1 Project overview

This project is about natural language processing (NLP), using computer to learn, understand language and make predictions on words or sentences. It is also a text mining project. We have the data from HC Corpora, including three data sets: 1) US blog 2) US twitter 3) US news.

We are going to do statistical NLP, by using statistical method (eg. corpora and Markov model in R language evironment. The method applied here is inspired by Text mining infrastucture in R, using R packages like tm, RWeka. Additionally, the online tutorials are extermely helpful.

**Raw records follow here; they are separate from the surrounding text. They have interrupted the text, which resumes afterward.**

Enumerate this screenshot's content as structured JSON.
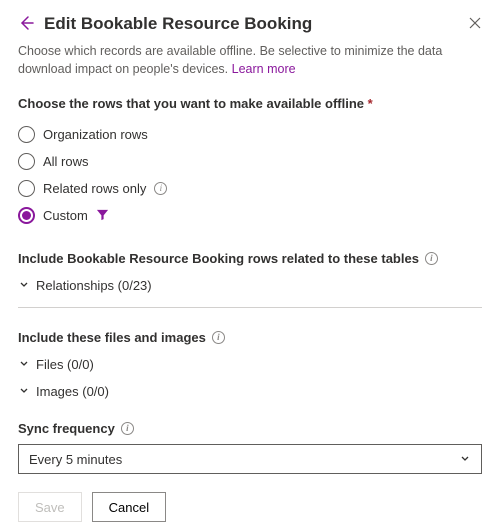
{
  "header": {
    "title": "Edit Bookable Resource Booking",
    "subtitle": "Choose which records are available offline. Be selective to minimize the data download impact on people's devices.",
    "learn_more": "Learn more"
  },
  "fields": {
    "chooseRows": {
      "label": "Choose the rows that you want to make available offline",
      "options": {
        "org": "Organization rows",
        "all": "All rows",
        "related": "Related rows only",
        "custom": "Custom"
      }
    },
    "includeRelated": {
      "label": "Include Bookable Resource Booking rows related to these tables",
      "relationships": "Relationships (0/23)"
    },
    "includeFiles": {
      "label": "Include these files and images",
      "files": "Files (0/0)",
      "images": "Images (0/0)"
    },
    "syncFreq": {
      "label": "Sync frequency",
      "value": "Every 5 minutes"
    }
  },
  "footer": {
    "save": "Save",
    "cancel": "Cancel"
  }
}
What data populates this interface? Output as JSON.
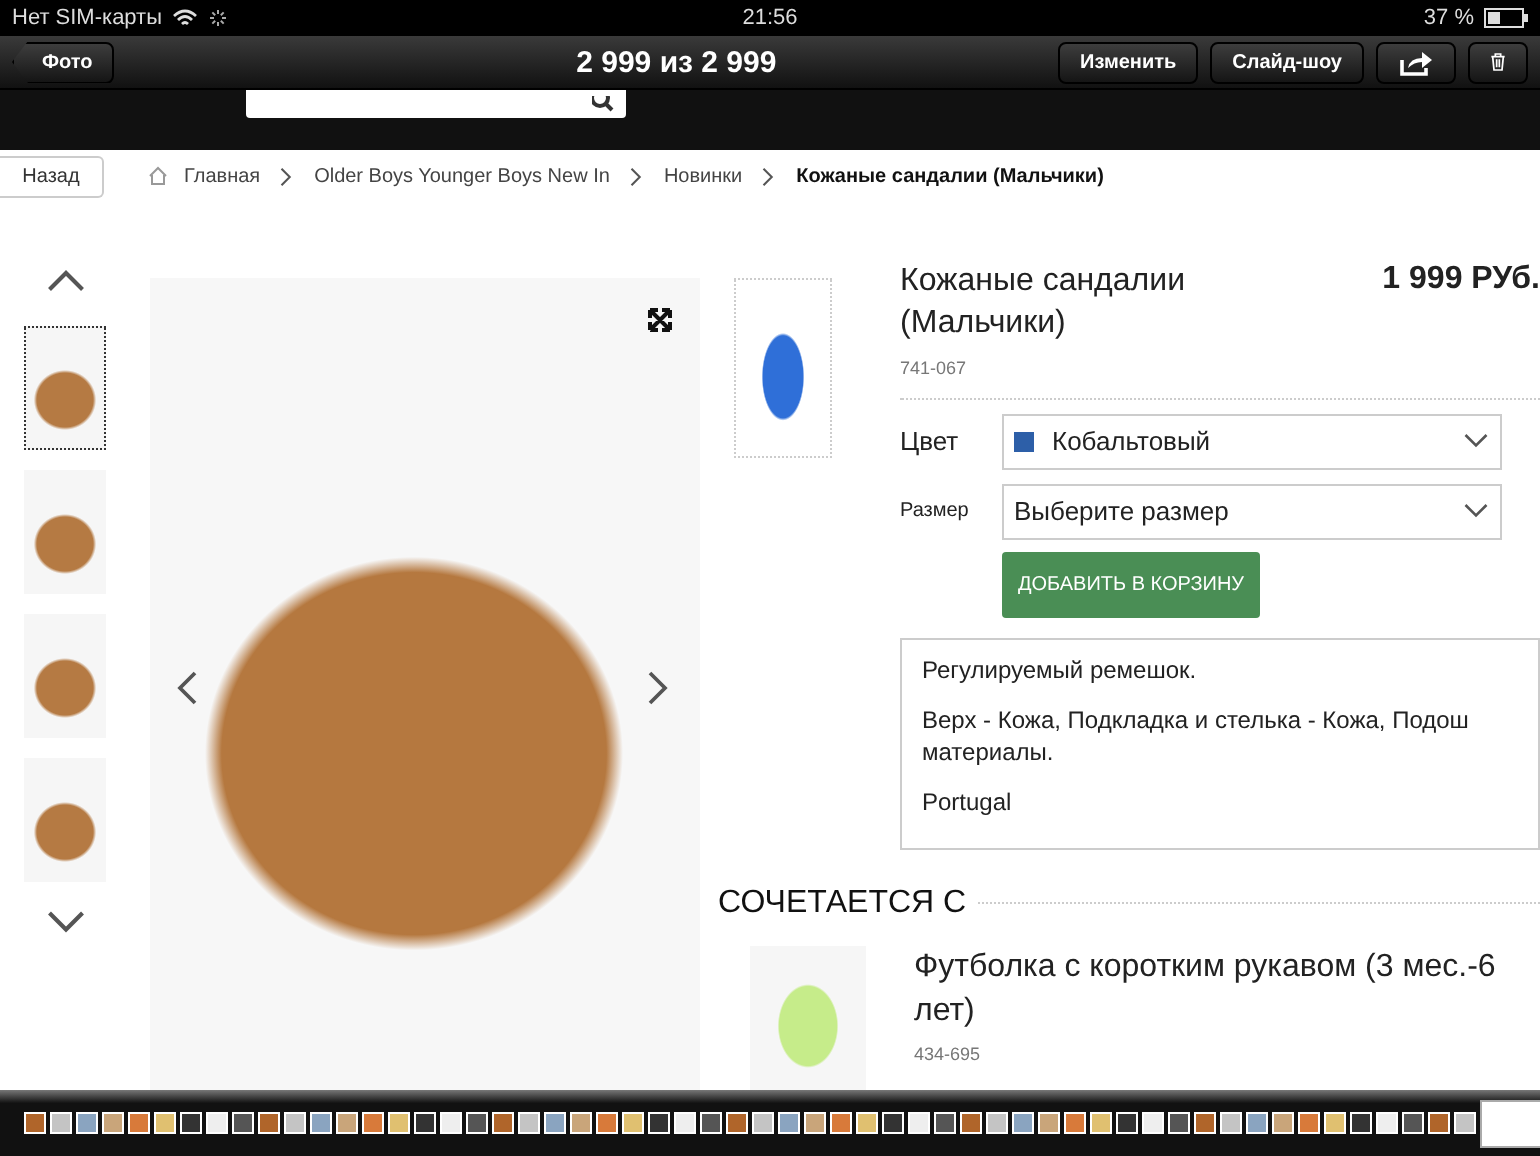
{
  "status_bar": {
    "carrier": "Нет SIM-карты",
    "time": "21:56",
    "battery": "37 %"
  },
  "toolbar": {
    "back": "Фото",
    "title": "2 999 из 2 999",
    "buttons": [
      "Изменить",
      "Слайд-шоу"
    ]
  },
  "breadcrumb": {
    "back": "Назад",
    "items": [
      {
        "label": "Главная",
        "current": false
      },
      {
        "label": "Older Boys Younger Boys New In",
        "current": false
      },
      {
        "label": "Новинки",
        "current": false
      },
      {
        "label": "Кожаные сандалии (Мальчики)",
        "current": true
      }
    ]
  },
  "gallery": {
    "thumbnails": [
      {
        "selected": true
      },
      {
        "selected": false
      },
      {
        "selected": false
      },
      {
        "selected": false
      }
    ]
  },
  "product": {
    "title": "Кожаные сандалии (Мальчики)",
    "price": "1 999 РУб.",
    "code": "741-067",
    "color_label": "Цвет",
    "color_value": "Кобальтовый",
    "color": "#2d5fa8",
    "size_label": "Размер",
    "size_placeholder": "Выберите размер",
    "add_button": "ДОБАВИТЬ В КОРЗИНУ",
    "description": [
      [
        "Регулируемый ремешок."
      ],
      [
        "Верх - Кожа, Подкладка и стелька - Кожа, Подош",
        "материалы."
      ],
      [
        "Portugal"
      ]
    ]
  },
  "related": {
    "heading": "СОЧЕТАЕТСЯ С",
    "items": [
      {
        "title_lines": [
          "Футболка с коротким рукавом (3 мес.-6",
          "лет)"
        ],
        "code": "434-695"
      }
    ]
  }
}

2 Basic summary of the data

The data sets are loaded in to R separately and stored in to “.RData” files respectively. After that, I looked at some basic features of these data files summerized in Table 1.

Table 1: Data table
blogs news twitter
file size(M) 200 196 159
line number 899288 1010242 2360148
word counts 37334690 34372720 30374206

As you can see from the data, twitter file has largest number of lines and blog file has bigest file size with largest number of word and smallest number of lines. They are all big files.

3 Features of the data

The large size of data is a big problem for analysizing in personal computer. In oder to get features of the data, we randomly select 1/10 subset of each data set to do data explortary analysis. By using the tm framework, we constructed the corpus object, cleaned it up and obtained the term frequency matrix for each subsets of files.

3.1 Frequency of words in each file

Figure 1: Word frequncy distribution
Distributions of frequency of words

As you can seen from Fig.1, the distribution of the words in the files have similar shape, which has a long tail. This distribution means majority of the words in the file only appear one times, and only a small fraction of words have a high frequency.

Figure 2: Top 10 frequent word
Top 10 frequent word

3.2 Frequency of words in all three files (word cloud)

Next we look at what’s the most frquent words in these three files in Fig.2. It is interesting to see will and like are in Top 10 of all the files. Due to the charactistics of the file type, some top words are only specific to certain file type. For example, im is the most frequent word in twitter file because twitter is more personal. Also, one is the most frequent in news because news are supposed to be objective.

You can also plot the word cloud to see what are the most frequent words. Below, we show the clouds for all three datasets.

Figure 3: Word clouds of all three datasets combined.

The top 5 words are: of, a, and, to, the, s. If we eliminate them and replot the word cloud, it will give more information.

Figure 4: Word clouds of all three datasets combined (omiting top 5 words)

4 What’s the plan for next step

Next, I will breifly talk about my plan for next steps.

  1. Build up basic n-gram model with the help of back off model for smoothig
  2. Combine these basic models and using random tree method to improve prediction accuracy.
  3. Then put the model in a Shiny app with documentation of the exactly model. The Shiny app will allow user to input any length of words, and make a prediction of the next word.